I have a Solaris 10 machine (S10), a Solaris 8 machine (S8), and a RHEL 4 machine (RH4).
Nagios 3 is installed on RH4, Nagios 1 is installed on S8; we are in the process of getting ourselves upgraded (finally) from 1 to 3. The problem I am having is with NRPE daemon on the S10 (v. 1.8) and S8 (v. 1.2.4) machines , interacting with the NRPE client on RH4 (I had to run 1.9 for compatability).
Symptoms are exactly the same, for both the S10 and S8, along with results from all my testing, so I will only present the logs and results from one server. the error I am getting from each:
CHECK_NRPE: Received 0 bytes.

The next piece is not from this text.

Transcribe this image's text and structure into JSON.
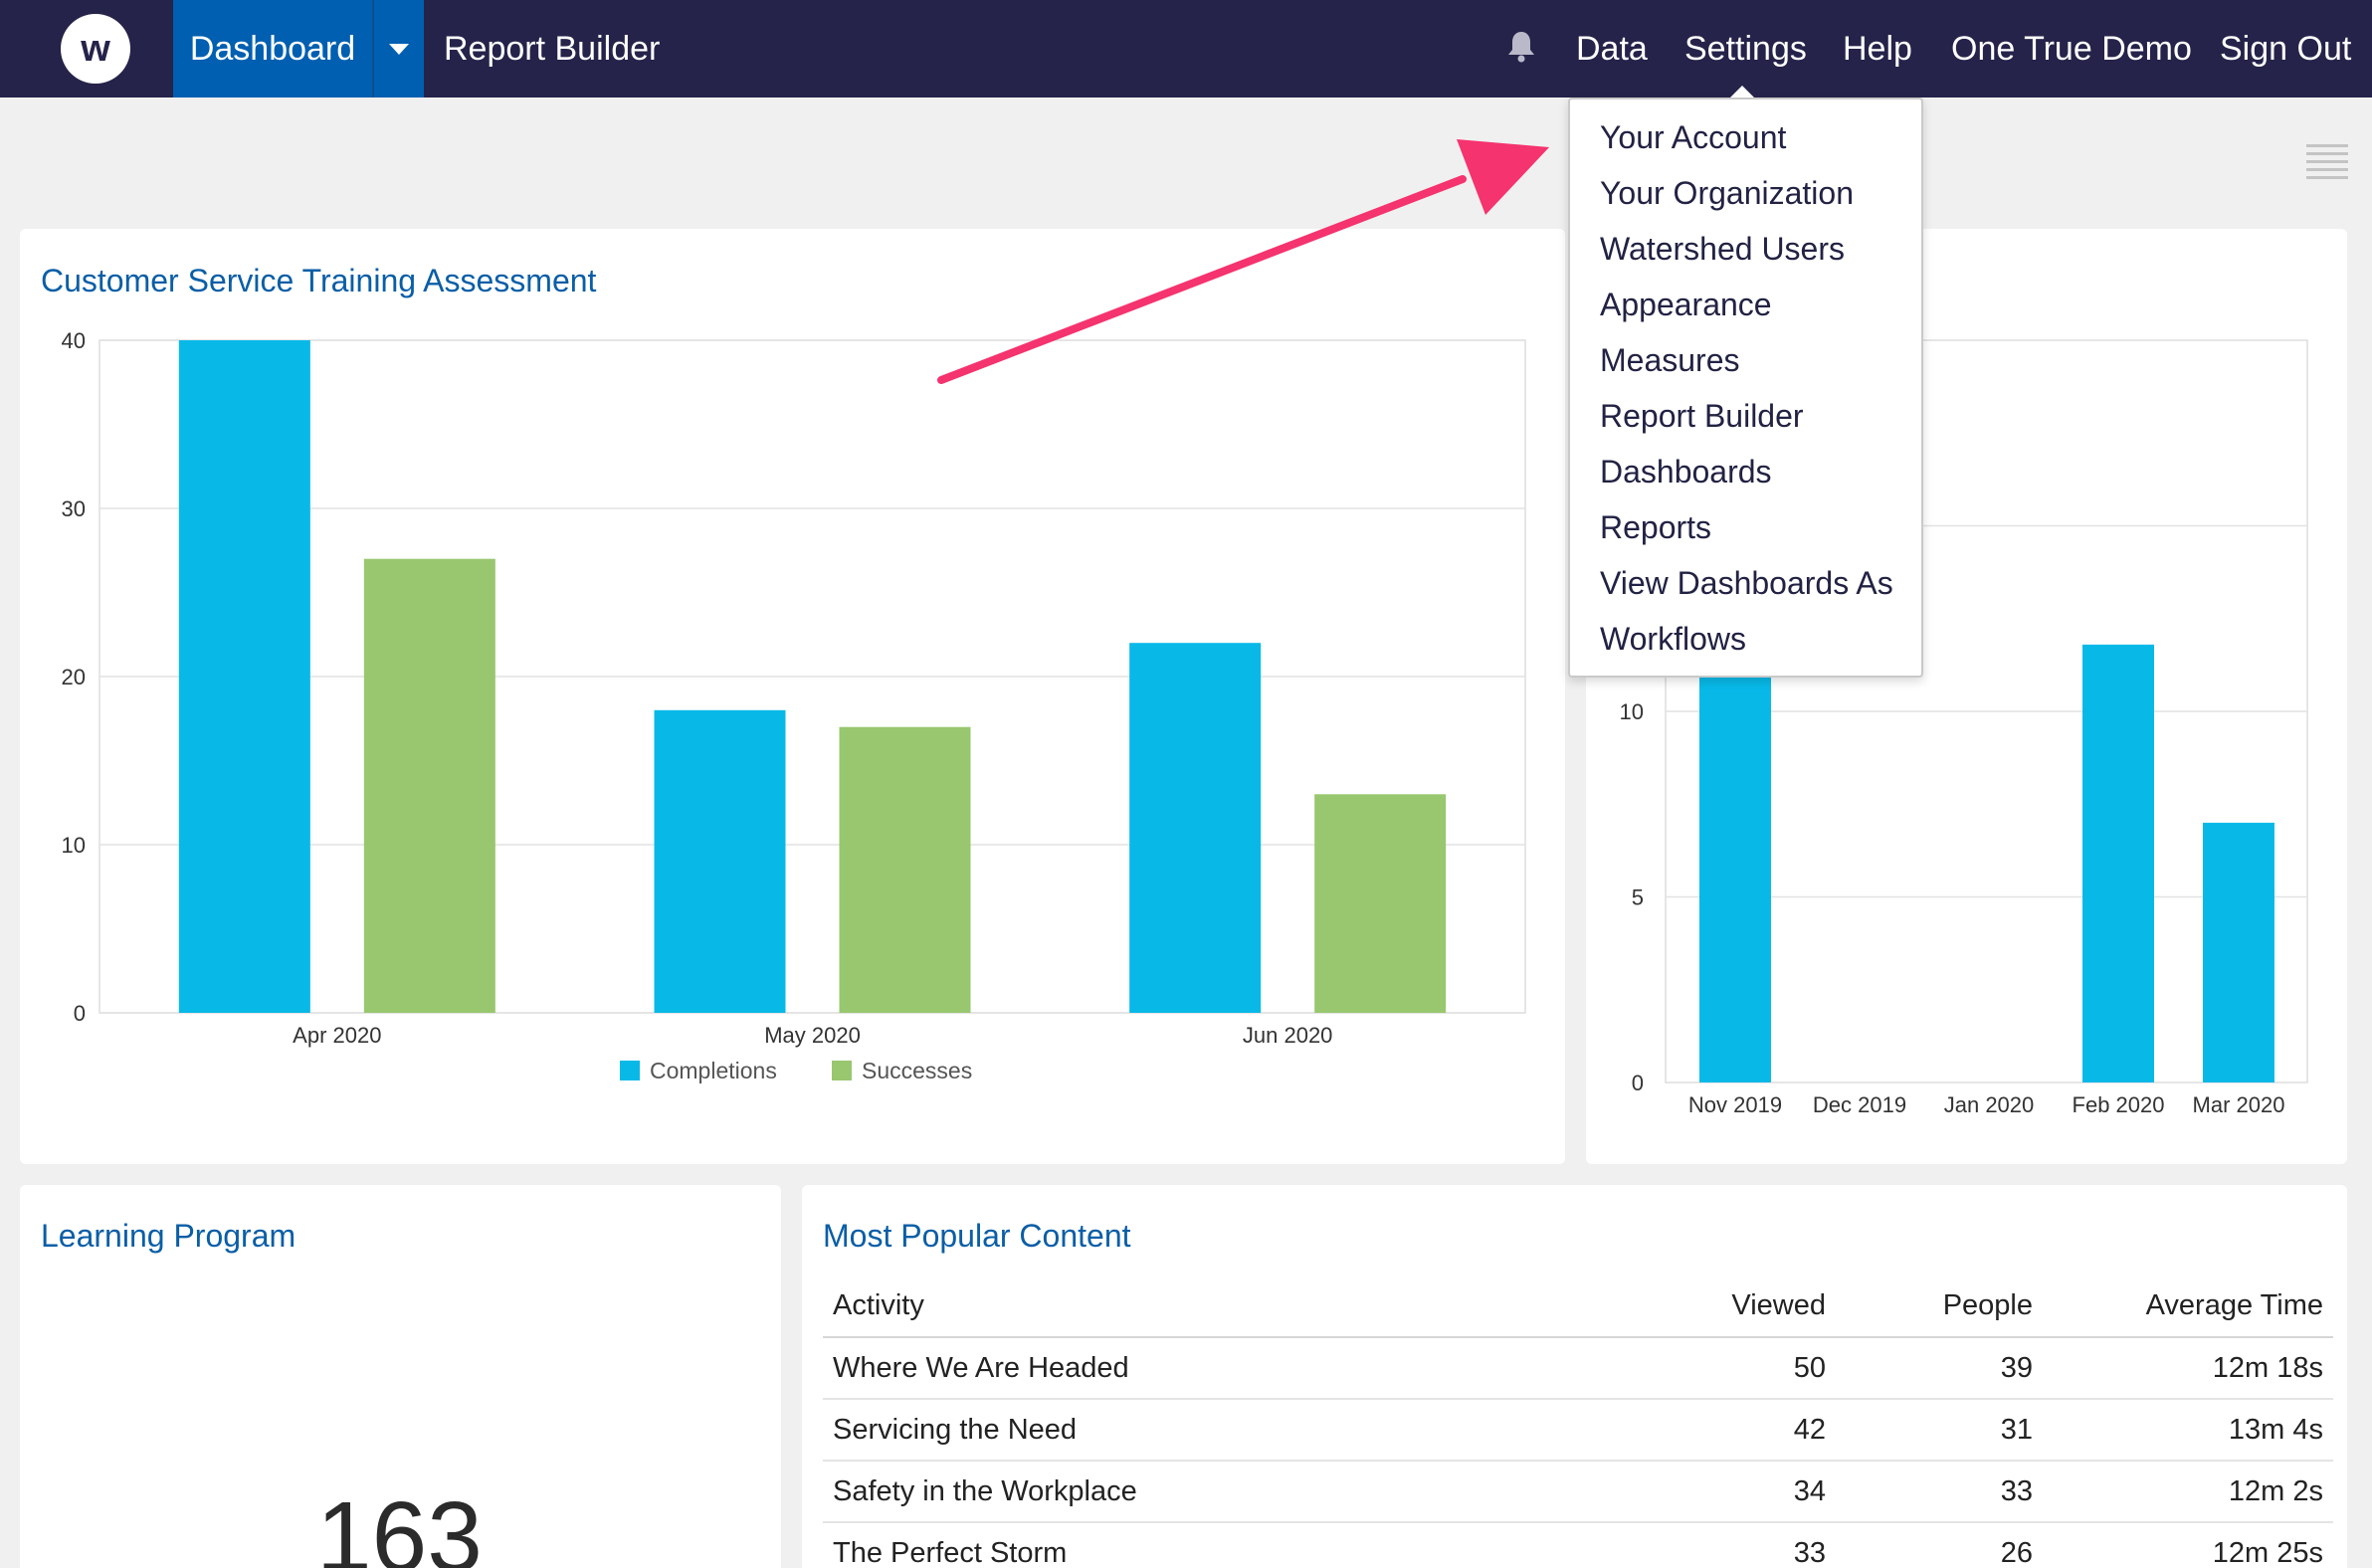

Are we allowed to connect to the host?
Simple fix, right--just add the ip address of RH4 to the allowed_hosts line in nrpe.cfg? I did this, however, and started nrpe up with debugging turned on. here's the log entries from S10 :
Jan 12 14:01:34 paris nrpe: [ID 601491 daemon.notice] Starting up daemon
Jan 12 14:01:34 paris nrpe: [ID 624405 daemon.debug] Listening for connections on port 5666
Jan 12 14:01:34 paris nrpe: [ID 907248 daemon.debug] Allowing connections from: 127.0.0.1,172.27.210.65,172.27.162.100
Jan 12 14:01:45 paris nrpe: [ID 654915 daemon.debug] Connection from 172.27.210.65 port 60838
Jan 12 14:01:45 paris nrpe: [ID 797369 daemon.debug] Host address checks out ok
Jan 12 14:01:45 paris nrpe: [ID 879649 daemon.debug] Handling the connection...
Jan 12 14:01:45 paris nrpe: [ID 881351 daemon.debug] Host is asking for command 'check_var' to be run...
.......Command runs and outputs.........
Jan 12 14:01:45 paris nrpe: [ID 903583 daemon.debug] Connection from 172.27.210.65 closed.
Jan 12 14:01:53 paris nrpe: [ID 654915 daemon.debug] Connection from 172.27.162.100 port 43113
Jan 12 14:01:53 paris nrpe: [ID 381997 daemon.error] Host 172.27.162.100 is not allowed to talk to us!
Jan 12 14:01:53 paris nrpe: [ID 903583 daemon.debug] Connection from 172.27.162.100 closed.
172.27.162.100 is RH4, and 172.27.210.65 is S8. the checks on S8 work just fine, and always have. it's the RH4 address that I'm trying to get working. Now, it specifically says, it's allowing connections from 172.27.210.65 as well as 172.27.162.100, yet it says the 172.27.162.100 is not allowed!
I know there's no firewall in place, both because I double checked with our network guys, and because I can see the connection in the nrpe daemon debug log. NRPE is, for some reason, actively rejecting my address, even though it's defined as allowable.
Anyone have any ideas why?
I do notice that the pid field in the logs is incrementing; I wondered if that meant I had another daemon running that I wasn't aware of, that doesn't show up in the ps -ef, and therefore an old daemon with the old rules was responding...I'm not all that certain how solaris 10, svcadm, and various styles of inet work, but when I do svcs and inetadm, I don't see anything in any of the entries that suggest I have an svcs or inet daemon running...i mostly ruled out that option because when I killed the only process that shows in ps -ef, I got connection refused, so I assume there's nothing else running.